Quite simply, if the client informs me that we've won the engagement on Monday, they will expect the project to begin on the following Monday at the latest. As a practical reality, we just cannot reliably expect to advertise for the position, interview qualified candidates, "on board" them, and then have them onsite at the client's facilities in a week. Yes, from time to time, we get lucky and there is a domestic person who interviews and we know immediately they are great for the job and we can complete the process in a week, but being able to do so depends on luck.

And, yes, we use more avenues than just ads in papers or on websites to fill positions.
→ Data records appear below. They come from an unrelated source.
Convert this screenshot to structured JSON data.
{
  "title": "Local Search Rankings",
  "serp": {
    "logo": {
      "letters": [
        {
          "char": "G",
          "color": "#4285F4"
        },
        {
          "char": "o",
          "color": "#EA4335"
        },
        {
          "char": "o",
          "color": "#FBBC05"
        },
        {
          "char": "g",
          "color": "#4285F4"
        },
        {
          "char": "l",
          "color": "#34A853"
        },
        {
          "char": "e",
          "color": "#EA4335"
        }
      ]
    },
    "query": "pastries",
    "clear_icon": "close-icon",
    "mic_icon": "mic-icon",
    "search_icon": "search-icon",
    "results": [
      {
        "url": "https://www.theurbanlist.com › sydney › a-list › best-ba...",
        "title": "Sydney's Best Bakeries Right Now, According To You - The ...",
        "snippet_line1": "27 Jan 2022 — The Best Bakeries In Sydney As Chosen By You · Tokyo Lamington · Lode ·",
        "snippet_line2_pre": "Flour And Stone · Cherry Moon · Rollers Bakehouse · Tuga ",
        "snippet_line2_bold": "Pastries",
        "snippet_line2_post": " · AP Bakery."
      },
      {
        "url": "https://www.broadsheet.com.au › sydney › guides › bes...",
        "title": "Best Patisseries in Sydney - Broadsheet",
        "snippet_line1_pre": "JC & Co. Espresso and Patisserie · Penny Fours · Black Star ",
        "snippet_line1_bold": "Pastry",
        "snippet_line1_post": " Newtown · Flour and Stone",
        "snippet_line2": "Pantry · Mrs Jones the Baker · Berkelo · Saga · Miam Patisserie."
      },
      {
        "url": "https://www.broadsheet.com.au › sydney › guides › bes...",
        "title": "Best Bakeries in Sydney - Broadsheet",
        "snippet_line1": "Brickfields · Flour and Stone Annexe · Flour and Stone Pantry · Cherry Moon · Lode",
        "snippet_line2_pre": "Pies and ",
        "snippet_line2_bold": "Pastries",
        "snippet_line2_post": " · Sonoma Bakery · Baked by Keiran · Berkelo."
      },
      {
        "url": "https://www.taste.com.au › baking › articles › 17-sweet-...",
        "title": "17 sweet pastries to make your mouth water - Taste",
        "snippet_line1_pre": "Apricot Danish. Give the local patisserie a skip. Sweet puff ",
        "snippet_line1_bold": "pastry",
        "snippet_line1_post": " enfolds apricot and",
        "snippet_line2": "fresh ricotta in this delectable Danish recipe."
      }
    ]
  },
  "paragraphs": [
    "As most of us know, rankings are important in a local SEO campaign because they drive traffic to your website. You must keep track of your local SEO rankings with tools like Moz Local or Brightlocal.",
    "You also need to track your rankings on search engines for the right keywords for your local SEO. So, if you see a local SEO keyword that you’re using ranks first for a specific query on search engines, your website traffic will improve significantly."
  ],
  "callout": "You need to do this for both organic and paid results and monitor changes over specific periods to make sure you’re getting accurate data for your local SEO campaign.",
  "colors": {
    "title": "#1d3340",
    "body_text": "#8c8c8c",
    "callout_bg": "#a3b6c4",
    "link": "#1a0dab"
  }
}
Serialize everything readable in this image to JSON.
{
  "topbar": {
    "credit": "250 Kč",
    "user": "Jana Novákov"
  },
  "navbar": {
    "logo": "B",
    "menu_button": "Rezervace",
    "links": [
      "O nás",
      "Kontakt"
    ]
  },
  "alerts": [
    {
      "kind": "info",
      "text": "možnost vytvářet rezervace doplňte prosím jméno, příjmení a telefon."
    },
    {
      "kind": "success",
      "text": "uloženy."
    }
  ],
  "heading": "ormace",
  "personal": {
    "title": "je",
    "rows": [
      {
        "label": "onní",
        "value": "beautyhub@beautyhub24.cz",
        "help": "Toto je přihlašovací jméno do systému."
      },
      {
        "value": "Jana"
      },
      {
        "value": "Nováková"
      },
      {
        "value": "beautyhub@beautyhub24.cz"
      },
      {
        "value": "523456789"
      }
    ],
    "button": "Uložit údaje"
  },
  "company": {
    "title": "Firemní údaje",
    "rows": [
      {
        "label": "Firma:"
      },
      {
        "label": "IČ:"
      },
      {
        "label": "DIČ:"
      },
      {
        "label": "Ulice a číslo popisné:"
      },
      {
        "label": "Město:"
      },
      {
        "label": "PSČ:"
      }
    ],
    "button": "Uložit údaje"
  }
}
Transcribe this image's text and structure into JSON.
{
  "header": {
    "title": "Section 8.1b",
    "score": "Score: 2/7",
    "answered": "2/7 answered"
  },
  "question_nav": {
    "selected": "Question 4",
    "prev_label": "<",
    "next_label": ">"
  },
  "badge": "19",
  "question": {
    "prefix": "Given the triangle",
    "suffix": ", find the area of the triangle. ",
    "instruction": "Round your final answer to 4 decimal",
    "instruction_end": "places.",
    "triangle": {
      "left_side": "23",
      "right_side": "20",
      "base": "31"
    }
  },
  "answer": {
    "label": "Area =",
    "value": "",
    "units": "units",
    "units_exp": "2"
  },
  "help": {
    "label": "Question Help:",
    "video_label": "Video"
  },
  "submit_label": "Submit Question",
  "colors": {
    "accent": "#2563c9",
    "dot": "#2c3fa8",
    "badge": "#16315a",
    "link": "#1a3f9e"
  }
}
I and the other principals have a long list of headhunter contacts whom we routinely instruct someone on our staffs to contact to see if they have someone suitable. In fact, upon learning that I've won an engagement, those calls are among the first ones my admin makes -- calls/emails to foreign labor resource providers are the next set of communications made -- when I have any project role that I can't fill with someone who's not currently assigned to a project. As I've said, demand outstrips availability when it comes to domestic technical resources.

So you ask yourself why is it that folks from places like India have the sense to see where the major economies of the world are headed and thus study and perform well in math and computer science, yet Americans would sooner bitch and moan about not being able to get a manufacturing job putting "square pegs in square holes" instead of getting the training to qualify for those jobs. Even an entry level (in terms of work types and responsibility, not in terms of career path) developer job pays decently, never mind that it pays better than being unemployed or working in a customer facing role at, say, McDonalds or Macy's, and at the beginning is where everyone has to start. Better to get started than to just keep griping for the latter will get one nowhere good.

In one word...Bullshit.

TY...with that remark, it'll be a cold day in Hell before I bother to respond to you.

No problem...I've dealt with your nonsense explanations hundreds of times.
The bottom line is that companies want the cheapest labor possible no matter how poorly the work is done.
You can't get away from the fact that the people who developed all the software that made the major tech companies what they were suddenly became incompetent one day and that every single person not from India is an idiot.
Most mega companies rely in Institutional Trading and not as much on great software.
However, legislation that explicitly states that hands on scientists don't have the skillsets required for today's market place, without specifying those skills-sets, is pure MBA gibberish.
Not to mention that I have been "blessed" to work with the Best & The Brightest, and they are anything but that.